The party said in a statement in April: “Just published data from the Department of Foreign Affairs and Trade shows that in February 2024 alone Australia directly exported over $1.5m in ‘arms and ammunition’ to Israel.”

But Department of Defence officials rejected that characterisation on Wednesday, noting that the data published by Dfat was based on what exporters marked as the most relevant category.

“We have assured ourselves that what has been publicly put forward in the media is in fact incorrect and that it is not arms and ammunition,” a first assistant secretary, David Nockels, said.

“The most recent figure … $1.5m is for a single item – that is a return-to-Australia-item that falls under the category of what we’ve just been talking about in that it supports Australian defence capability.”

The assistant foreign minister, Tim Watts, said on Facebook: “For months, the Greens have been making false claims about ‘arms and ammunition’ exports to Israel.

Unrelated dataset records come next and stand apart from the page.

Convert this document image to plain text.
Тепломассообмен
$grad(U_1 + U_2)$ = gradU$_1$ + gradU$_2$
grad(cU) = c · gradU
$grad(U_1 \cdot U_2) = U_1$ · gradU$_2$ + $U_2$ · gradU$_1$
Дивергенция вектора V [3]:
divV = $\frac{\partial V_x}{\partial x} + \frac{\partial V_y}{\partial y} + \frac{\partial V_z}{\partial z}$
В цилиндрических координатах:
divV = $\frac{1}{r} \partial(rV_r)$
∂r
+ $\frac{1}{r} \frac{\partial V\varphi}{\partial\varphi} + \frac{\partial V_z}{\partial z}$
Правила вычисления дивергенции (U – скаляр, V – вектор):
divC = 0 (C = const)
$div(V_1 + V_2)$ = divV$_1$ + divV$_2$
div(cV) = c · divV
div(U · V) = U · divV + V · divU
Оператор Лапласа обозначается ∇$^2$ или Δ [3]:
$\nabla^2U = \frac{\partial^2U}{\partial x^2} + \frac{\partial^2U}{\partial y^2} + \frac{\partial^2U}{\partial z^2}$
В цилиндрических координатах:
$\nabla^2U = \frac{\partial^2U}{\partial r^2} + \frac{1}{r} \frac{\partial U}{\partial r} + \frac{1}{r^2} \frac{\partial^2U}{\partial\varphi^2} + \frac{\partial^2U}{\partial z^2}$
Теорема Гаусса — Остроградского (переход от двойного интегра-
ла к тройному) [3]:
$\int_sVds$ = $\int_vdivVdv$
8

In a lengthy discussion at Senate estimates today, those claims were comprehensively debunked.”

McAllister said the government continued to “calibrate” its approach to reflect the “changing and quite challenging” circumstances in the Middle East.

She said the government was “also scrutinising pre-existing export permits to Israel to ensure that they align with this calibrated approach”.

Israel’s defence ministry on Tuesday signed a $3bn agreement with the US to acquire 25 more F-35 fighter aircraft.

Officials confirmed that Australian businesses continued to contribute to the supply chain for items used in F-35 aircraft, but said these parts were “all exported to a central repository in the United States”.

“I think the question of whether or not the F-35 is being employed in the crisis in Israel is not material to the question of whether or not we grant an export permit,” Jeffrey told the Senate committee.

That prompted the Greens senator David Shoebridge to tell the Senate committee: “So you export them to a central pool in the US and you wash your hands of any responsibility about them then being used in the genocide in Gaza?”

Jeffrey said he “wouldn’t describe it that way”, adding: “We contribute to a global supply chain, that supply chain is directed by the United States.”

Shoebridge asked whether F-35 aircraft containing some Australian parts were currently being used by the Israeli Defence Force in Gaza, prompting Jeffrey to reply: “We can’t speak for the IDF and how it engages in force deployment.”

Shoebridge fired back: “Because you haven’t looked, because you don’t ask, because there’s a moral vacuum at the heart of our export weapons scheme.”

The government has repeatedly said that Australia has not supplied weapons or ammunition to Israel for at least the past five years, but it has faced criticism about a lack of transparency about the specific items covered by export permits.

When contacted for a response to the misinformation claims, Shoebridge said the $1.5m data related to “a weapon that was being sent to an Israeli arms dealer for further work”.

Shoebridge said it was “incomprehensible that Labor refuses to stop this two-way arms trade”.

The government has called for a ceasefire since December.